Lead photo: Pathways to politics alum Hayley van Loon with Program Founder Carol Schwartz AO
Hayley van Loon, speech to the 2025 graduating cohort, Victoria
I want to start with why I’m here. Not here tonight, but here at all. My dad was a builder who grew up in housing commission. My mum was a hairdresser who grew up in the family fish and chip shop in Williamstown. My mum had one dream for her daughters: that we would be educated, and that we could support ourselves. Because she had found herself, like so many women in this country, reliant on a partner who wasn’t always kind. And she was determined that wouldn’t be our story.
So mum sent me to MLC. She paid for it by ironing the clothes of families in Kew, Toorak, and Balwyn. Collecting cash in a Quality Street tin hidden above the fridge. And she stayed on a payment plan with MLC for years after I graduated. Because it mattered that much.
That’s why I’m here — because of a woman with an iron and a tin who decided her daughters would have choices she didn’t. And every woman in this cohort has a version of that story. We are all standing on someone else’s effort tonight. And I think that’s worth saying out loud.
“This program…put us in a room with women from different parties, philosophies and life experiences — and asked us to do something radical: disagree well.“

I went on to work in national security. And I can tell you, there is one principle from that world that explains everything this program gave us: if you only surround yourself with people who think like you, you will never see what’s coming.
At university I studied political science and history. My boyfriend at the time, now my husband, was a young Army officer. So naturally, I became very interested in every possible alternative to sending him somewhere dangerous. I studied non-violent intervention, Gandhian ethics, anything that offered another path.
It didn’t work. He deployed. But what stayed with me was the instinct: seek out difference. Understand the full picture before you’re forced to act on half of one.
That’s exactly what this program did. It put us in a room with women from different parties, philosophies and life experiences — and asked us to do something radical: disagree well.
There’s a saying in the intelligence world: if everyone in the room agrees, someone isn’t thinking. This cohort never had that problem.

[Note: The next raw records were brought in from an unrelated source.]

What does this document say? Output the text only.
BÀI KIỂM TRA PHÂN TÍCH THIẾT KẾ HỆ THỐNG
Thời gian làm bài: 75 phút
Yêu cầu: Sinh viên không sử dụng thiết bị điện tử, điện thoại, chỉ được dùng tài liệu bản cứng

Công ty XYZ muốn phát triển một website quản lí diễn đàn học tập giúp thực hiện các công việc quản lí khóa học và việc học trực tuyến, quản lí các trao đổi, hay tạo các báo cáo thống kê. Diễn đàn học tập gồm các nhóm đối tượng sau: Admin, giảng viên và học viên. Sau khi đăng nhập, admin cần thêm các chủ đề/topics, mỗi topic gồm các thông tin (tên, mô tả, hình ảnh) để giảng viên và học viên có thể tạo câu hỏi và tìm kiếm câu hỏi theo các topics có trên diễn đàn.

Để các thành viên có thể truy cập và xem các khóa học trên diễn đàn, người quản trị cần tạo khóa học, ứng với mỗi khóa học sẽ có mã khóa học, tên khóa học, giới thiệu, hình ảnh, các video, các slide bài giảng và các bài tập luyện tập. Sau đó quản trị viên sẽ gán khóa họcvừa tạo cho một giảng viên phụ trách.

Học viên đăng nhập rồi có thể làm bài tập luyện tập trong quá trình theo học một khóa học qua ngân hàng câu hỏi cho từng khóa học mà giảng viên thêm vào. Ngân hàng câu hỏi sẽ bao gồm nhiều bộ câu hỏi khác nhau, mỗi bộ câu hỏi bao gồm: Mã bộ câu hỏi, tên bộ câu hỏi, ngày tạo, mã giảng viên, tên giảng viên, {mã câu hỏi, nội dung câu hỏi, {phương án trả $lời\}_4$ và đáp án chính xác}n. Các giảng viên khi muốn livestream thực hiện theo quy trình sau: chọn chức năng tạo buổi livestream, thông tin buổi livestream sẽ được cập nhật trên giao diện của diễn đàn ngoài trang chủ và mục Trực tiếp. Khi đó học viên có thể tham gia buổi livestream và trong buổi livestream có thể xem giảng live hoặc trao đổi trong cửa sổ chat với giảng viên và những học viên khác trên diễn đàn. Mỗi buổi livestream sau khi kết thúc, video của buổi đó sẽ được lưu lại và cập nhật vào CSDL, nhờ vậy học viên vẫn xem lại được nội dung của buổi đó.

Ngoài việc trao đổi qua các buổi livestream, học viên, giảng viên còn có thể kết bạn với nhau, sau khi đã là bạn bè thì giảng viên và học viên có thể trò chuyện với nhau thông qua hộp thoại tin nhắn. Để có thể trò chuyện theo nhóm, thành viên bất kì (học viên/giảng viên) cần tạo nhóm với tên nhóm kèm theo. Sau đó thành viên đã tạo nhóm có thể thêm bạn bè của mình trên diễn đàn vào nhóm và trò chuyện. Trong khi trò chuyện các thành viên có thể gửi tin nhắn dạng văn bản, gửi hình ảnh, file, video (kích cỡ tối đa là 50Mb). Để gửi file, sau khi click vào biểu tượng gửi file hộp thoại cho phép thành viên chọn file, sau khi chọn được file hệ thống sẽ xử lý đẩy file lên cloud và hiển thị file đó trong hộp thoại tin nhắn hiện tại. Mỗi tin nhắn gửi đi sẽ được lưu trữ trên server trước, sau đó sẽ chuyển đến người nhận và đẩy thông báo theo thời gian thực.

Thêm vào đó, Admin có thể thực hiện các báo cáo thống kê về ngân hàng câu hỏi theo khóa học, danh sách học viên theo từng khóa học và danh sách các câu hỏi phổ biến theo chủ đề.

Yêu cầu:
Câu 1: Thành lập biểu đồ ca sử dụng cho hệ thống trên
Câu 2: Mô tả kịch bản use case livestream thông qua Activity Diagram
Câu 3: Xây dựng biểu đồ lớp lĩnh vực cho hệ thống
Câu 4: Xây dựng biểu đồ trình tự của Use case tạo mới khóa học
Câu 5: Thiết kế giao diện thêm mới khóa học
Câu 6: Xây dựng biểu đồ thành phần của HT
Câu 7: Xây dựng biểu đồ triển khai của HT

Now, for the guests here tonight, I need to tell you about a door. There was a sliding door in our session room that opened by itself. Repeatedly. Mid-conversation. With dramatic timing and absolutely no explanation. Eventually we just accepted that the room was haunted, probably by a former politician who couldn’t quite believe what was happening inside.
And for a program about women in politics, we couldn’t have asked for a better metaphor. We’ve all had our sliding door moments. The difference is, this program taught us how to walk through them.
But what I’ll carry longest from this program is what happened when one of us was under pressure. During media training, when the questioning intensified, even in a simulation, every one of us felt it. Not because it was unfair. It was excellent preparation. But because someone was coming after one of ours. And something protective kicked in. That’s what this program gave us. Being part of this community means we don’t fight that alone. We are each other’s early warning systems. Not the enemy you disagree with, but the opponent who still recognises your humanity.
Some of us will contest the same seats. Some will sit on opposite sides of the chamber. We will argue. We will vote differently. That’s politics. But there is a difference between opposition and destruction. We contest ideas, we do not tear each other down. And when the line between scrutiny and cruelty is crossed — we stand up for each other. That’s not optional. It’s the standard. We can disagree…fiercely. But we do not abandon each other.
Politics in Australia is not kind to women. And in a country where too many women still face violence, still face coercion, still face barriers to independence, decisions about women’s lives cannot keep being made without women in the room. So, on the days when the scrutiny is louder than the progress, when the cost feels higher than the reward, remember that the hard days are just the stories you haven’t told yet. And trust me, you’ll dine out on them.
On the days you feel like you’ve got this — we’ll be cheering. And on the days you feel like you don’t — we’ve got you.
I’ll leave you with this. When Theresa May resigned as Prime Minister, she wished her successor well — a man with a very different vision for the country. She said: “[t]heir successes will be our country’s successes, and I hope that they will be many.”
That’s the spirit I want us to carry.
We will disagree. But we should always — always — be pulling for each other’s success. Because when women succeed in public life, Australia succeeds.
Some people are never going to clap for you. Win anyway. Because the work matters. Because Australia matters. Because the next woman watching… the one who’s wondering right now whether she’s allowed to want this… she matters most of all.
And for our daughters… so that they never need a Quality Street tin above the fridge just to have a chance. Tonight is a beginning. And I think Australian politics is better for it.
Hayley van Loon is CEO of Crime Stoppers International, working with partners around the world to strengthen public trust, improve reporting pathways and support safer communities. She also runs Magnolia Intelligence, her own independent intelligence and security consultancy. She is an alum of the 2025 Victorian program.